Expert pool to work for free
Business chiefs make Government an offer it can't refuse
Published 08/10/2011 | 05:00
THE Government has been offered the services of more than 100 top-ranking business chiefs to help run state agencies free of charge.
Speaking at the opening day of the Global Irish Economic Forum yesterday, entrepreneur John Harnett said that a group of Irish technology leaders would be happy to sit on the boards of semi-state companies without charge to help the country weather the current economic storm. They would initially offer to work for free to help run various state bodies until 2016
Barry O'Sullivan, senior vice-president at US technology firm Cisco, said the idea was already getting an enthusiastic response from the Government, although there had yet to be a formal approach.
"We think it's an offer that can't be refused by Government, in terms of the pool of people we want to put together," he said.

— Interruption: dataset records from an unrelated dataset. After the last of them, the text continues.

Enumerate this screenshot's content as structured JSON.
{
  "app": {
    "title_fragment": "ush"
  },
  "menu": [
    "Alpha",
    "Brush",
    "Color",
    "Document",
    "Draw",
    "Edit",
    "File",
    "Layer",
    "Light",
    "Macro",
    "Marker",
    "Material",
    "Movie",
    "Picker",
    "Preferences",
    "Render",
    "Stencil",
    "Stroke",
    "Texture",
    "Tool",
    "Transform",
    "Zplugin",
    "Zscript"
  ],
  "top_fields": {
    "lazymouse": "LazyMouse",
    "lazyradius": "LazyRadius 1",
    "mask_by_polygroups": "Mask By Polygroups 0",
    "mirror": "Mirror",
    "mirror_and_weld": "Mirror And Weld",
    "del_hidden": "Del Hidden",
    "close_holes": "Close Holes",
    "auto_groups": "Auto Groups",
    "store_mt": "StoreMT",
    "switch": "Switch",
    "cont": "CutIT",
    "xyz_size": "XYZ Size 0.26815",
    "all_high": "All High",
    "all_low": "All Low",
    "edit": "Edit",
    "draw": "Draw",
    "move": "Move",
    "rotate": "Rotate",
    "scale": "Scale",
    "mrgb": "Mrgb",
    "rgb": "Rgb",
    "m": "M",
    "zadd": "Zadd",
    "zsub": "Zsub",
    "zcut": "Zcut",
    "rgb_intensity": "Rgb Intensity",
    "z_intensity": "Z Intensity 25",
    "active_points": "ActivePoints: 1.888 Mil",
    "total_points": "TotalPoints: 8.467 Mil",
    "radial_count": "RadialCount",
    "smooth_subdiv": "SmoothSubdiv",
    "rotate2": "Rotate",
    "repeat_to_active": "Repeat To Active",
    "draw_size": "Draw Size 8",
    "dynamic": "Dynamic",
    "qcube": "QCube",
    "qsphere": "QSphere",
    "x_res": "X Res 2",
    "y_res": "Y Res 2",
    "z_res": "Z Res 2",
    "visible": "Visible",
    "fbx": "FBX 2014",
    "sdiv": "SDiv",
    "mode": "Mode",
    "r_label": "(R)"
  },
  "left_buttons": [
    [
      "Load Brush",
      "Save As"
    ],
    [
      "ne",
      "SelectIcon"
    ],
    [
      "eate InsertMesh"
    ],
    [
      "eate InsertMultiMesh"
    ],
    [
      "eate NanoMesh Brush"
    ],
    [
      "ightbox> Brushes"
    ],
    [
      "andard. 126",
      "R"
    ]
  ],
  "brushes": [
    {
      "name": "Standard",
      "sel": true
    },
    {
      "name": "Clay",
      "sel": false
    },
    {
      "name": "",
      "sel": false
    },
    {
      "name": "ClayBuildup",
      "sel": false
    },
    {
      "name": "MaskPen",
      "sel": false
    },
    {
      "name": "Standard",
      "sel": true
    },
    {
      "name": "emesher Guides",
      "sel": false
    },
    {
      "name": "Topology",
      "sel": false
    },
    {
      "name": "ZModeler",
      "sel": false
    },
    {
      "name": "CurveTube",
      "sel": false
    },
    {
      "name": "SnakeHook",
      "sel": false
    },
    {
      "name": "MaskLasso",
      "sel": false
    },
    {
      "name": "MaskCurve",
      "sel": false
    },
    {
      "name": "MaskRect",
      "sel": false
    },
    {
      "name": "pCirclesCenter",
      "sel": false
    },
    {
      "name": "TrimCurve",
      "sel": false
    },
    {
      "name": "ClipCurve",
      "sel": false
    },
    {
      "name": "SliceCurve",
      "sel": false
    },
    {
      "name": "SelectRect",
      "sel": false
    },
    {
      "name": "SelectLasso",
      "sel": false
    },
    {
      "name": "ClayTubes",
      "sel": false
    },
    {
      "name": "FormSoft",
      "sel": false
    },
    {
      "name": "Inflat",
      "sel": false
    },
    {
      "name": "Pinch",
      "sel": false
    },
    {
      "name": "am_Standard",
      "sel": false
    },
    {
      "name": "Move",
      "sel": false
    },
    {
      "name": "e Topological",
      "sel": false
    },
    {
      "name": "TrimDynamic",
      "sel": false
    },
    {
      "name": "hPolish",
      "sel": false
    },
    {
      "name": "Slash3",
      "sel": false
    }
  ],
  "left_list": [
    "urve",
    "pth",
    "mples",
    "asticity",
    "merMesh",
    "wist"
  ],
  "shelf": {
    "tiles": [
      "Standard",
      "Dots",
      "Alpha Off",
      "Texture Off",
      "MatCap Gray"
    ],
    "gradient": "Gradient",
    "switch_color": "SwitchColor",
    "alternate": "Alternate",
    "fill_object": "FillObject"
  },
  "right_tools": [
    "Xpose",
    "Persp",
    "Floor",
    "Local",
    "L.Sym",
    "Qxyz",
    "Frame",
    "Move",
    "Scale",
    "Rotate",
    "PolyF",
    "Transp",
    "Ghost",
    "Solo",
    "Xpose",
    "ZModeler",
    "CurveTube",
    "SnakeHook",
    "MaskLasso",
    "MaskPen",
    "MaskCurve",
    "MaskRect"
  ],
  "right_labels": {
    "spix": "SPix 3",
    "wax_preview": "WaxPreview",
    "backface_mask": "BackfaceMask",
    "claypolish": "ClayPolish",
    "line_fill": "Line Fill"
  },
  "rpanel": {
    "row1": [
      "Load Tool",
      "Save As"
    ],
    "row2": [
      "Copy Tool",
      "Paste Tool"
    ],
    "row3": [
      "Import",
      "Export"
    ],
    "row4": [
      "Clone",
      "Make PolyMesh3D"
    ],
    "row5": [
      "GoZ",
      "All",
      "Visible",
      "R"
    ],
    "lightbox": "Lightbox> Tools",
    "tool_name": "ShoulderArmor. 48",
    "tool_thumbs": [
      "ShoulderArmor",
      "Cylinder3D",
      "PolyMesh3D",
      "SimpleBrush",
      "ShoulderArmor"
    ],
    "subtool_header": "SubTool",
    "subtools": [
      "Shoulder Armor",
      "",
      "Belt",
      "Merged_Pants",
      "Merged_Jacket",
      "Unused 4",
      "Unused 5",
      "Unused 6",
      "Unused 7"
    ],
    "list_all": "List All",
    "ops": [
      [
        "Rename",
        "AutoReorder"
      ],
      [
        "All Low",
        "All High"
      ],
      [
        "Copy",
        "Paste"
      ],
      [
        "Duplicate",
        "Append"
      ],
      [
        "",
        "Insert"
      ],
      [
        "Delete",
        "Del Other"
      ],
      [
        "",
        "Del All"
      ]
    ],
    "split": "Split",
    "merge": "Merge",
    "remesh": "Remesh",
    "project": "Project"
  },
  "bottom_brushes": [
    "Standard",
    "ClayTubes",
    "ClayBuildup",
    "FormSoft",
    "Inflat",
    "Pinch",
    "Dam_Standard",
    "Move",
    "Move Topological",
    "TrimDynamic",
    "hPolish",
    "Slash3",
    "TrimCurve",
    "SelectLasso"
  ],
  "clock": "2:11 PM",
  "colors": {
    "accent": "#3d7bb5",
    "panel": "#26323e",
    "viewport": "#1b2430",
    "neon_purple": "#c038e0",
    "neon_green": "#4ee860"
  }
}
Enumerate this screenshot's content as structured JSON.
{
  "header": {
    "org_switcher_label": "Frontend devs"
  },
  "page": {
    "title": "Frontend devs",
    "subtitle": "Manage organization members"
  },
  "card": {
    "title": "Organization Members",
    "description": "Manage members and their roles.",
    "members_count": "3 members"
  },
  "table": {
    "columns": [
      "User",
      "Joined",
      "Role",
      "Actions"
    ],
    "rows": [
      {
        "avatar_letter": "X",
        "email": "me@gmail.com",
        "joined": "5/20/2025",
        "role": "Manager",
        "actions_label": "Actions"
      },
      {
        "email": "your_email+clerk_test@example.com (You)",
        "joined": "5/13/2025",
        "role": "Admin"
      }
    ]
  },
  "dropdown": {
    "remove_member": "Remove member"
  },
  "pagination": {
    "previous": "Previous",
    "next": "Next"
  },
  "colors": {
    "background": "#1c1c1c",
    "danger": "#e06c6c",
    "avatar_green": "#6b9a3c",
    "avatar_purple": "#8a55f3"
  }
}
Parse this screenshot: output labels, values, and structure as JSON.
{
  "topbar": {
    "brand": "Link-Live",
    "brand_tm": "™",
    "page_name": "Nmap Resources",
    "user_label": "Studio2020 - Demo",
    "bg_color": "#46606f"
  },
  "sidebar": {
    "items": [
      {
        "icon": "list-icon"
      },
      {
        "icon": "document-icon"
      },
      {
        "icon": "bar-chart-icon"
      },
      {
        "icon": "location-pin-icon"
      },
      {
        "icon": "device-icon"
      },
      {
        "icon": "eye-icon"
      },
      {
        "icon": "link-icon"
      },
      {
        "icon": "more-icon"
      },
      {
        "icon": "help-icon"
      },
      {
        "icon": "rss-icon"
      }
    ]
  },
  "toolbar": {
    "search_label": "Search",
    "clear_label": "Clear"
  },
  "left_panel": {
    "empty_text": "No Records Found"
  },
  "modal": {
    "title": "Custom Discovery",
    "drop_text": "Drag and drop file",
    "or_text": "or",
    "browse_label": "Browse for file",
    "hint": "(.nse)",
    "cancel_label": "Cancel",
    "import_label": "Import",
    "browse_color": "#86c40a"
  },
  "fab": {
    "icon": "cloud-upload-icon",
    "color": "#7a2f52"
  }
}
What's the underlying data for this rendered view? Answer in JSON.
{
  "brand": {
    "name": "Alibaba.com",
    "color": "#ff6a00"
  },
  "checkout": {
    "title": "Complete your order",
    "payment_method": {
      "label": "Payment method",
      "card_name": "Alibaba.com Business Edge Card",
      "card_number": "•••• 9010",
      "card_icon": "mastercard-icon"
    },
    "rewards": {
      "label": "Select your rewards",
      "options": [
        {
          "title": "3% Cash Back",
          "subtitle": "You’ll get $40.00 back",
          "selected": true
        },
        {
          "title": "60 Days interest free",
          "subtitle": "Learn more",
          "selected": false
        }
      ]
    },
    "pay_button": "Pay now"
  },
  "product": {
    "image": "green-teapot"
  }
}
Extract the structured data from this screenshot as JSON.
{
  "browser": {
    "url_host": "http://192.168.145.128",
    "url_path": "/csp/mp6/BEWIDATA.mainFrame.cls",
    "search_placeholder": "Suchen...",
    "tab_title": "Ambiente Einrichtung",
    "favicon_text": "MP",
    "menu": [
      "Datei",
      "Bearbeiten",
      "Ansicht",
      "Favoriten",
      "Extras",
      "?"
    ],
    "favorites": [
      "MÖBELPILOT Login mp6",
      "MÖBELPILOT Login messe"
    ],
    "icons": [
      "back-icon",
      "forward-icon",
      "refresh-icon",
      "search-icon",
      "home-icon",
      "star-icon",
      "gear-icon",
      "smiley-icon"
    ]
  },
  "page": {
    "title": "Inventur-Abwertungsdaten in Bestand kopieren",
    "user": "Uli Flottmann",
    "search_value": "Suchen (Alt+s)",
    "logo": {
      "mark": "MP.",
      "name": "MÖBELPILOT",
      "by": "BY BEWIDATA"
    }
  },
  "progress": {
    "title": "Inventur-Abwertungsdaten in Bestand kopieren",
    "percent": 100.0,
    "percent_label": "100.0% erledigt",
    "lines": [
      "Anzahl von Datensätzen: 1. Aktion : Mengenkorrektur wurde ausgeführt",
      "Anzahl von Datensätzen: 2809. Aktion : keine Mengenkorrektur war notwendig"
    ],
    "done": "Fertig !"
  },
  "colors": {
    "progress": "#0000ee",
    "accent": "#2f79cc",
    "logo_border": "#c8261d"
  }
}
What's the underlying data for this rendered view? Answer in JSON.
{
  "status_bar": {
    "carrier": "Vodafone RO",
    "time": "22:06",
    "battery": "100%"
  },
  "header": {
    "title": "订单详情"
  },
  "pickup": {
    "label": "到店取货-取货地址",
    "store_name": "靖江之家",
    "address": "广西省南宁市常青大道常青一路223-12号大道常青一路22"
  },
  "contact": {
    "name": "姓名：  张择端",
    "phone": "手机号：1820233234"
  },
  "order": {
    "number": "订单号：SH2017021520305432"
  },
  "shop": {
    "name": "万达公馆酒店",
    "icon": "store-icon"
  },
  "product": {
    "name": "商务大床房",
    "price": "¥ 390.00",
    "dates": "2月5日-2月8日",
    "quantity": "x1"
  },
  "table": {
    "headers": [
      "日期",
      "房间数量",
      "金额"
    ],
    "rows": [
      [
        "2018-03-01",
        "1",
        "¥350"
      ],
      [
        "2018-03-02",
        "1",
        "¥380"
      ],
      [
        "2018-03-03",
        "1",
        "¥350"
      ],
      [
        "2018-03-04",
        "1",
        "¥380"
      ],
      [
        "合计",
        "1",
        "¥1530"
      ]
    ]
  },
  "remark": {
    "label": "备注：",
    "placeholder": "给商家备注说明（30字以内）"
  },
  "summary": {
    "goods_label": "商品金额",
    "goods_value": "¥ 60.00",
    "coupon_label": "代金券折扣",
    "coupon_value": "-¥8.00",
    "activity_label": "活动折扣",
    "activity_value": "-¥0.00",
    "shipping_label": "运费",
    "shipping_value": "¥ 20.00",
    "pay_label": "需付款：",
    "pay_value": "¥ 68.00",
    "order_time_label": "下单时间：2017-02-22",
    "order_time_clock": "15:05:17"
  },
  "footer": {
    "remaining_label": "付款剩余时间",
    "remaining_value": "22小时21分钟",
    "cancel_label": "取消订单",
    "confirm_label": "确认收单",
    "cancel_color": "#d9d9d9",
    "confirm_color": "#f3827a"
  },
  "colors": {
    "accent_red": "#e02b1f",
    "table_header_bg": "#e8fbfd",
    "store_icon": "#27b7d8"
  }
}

Once a list of 100 leaders has been completed, it will be made public and handed to the Government, which will be asked to match an individual's experience with a relevant board
Mr O'Sullivan and Mr Harnett, a Silicon Valley technology investor and founding president of the Irish Technology Leadership Group, have already signed up to the pool that also includes Tom McEnery, former mayor of San Jose; Rory McInerney, vice-president of Digital Enterprise Group and director of Enterprise Microprocessor Group; and Conrad Burke, who started solar business Innovalight in Silicon Valley, recently bought by the DuPont corporation.
It is also intended to offer the pool of experts for an advisory board to the Government, to advise on investment in innovation as well as research and development strategies.
The offer was one of several practical suggestions to come from the 300-plus business leaders who gathered in Dublin Castle on the first day of the two-day event. Former US president Bill Clinton will chair today's session.
The second economic forum followed a 2009 event in Farmleigh House in the Phoenix Park, which was devised by economist David McWilliams and hosted by the previous government. Participants were keen to emphasise that this year's event would produce more practical suggestions and solutions than the last one.
"This time we are going to achieve more," Taoiseach Enda Kenny said.
"This will be a new platform for a new beginning."
Mr Kenny later said that Ireland aimed to be the first country to exit the EU/IMF/ECB rescue programme ahead of Portugal and Greece
"Of all the countries in difficulty, Ireland leads by example," Mr Kenny said, adding that Ireland was best positioned to be the first to "wave goodbye to the IMF".
Catherine Day, the top civil servant in the European Commission, told the conference that Ireland was making good progress.
She added that what was happening in Europe was "not a crisis of the euro, it was a crisis of some members of the euro".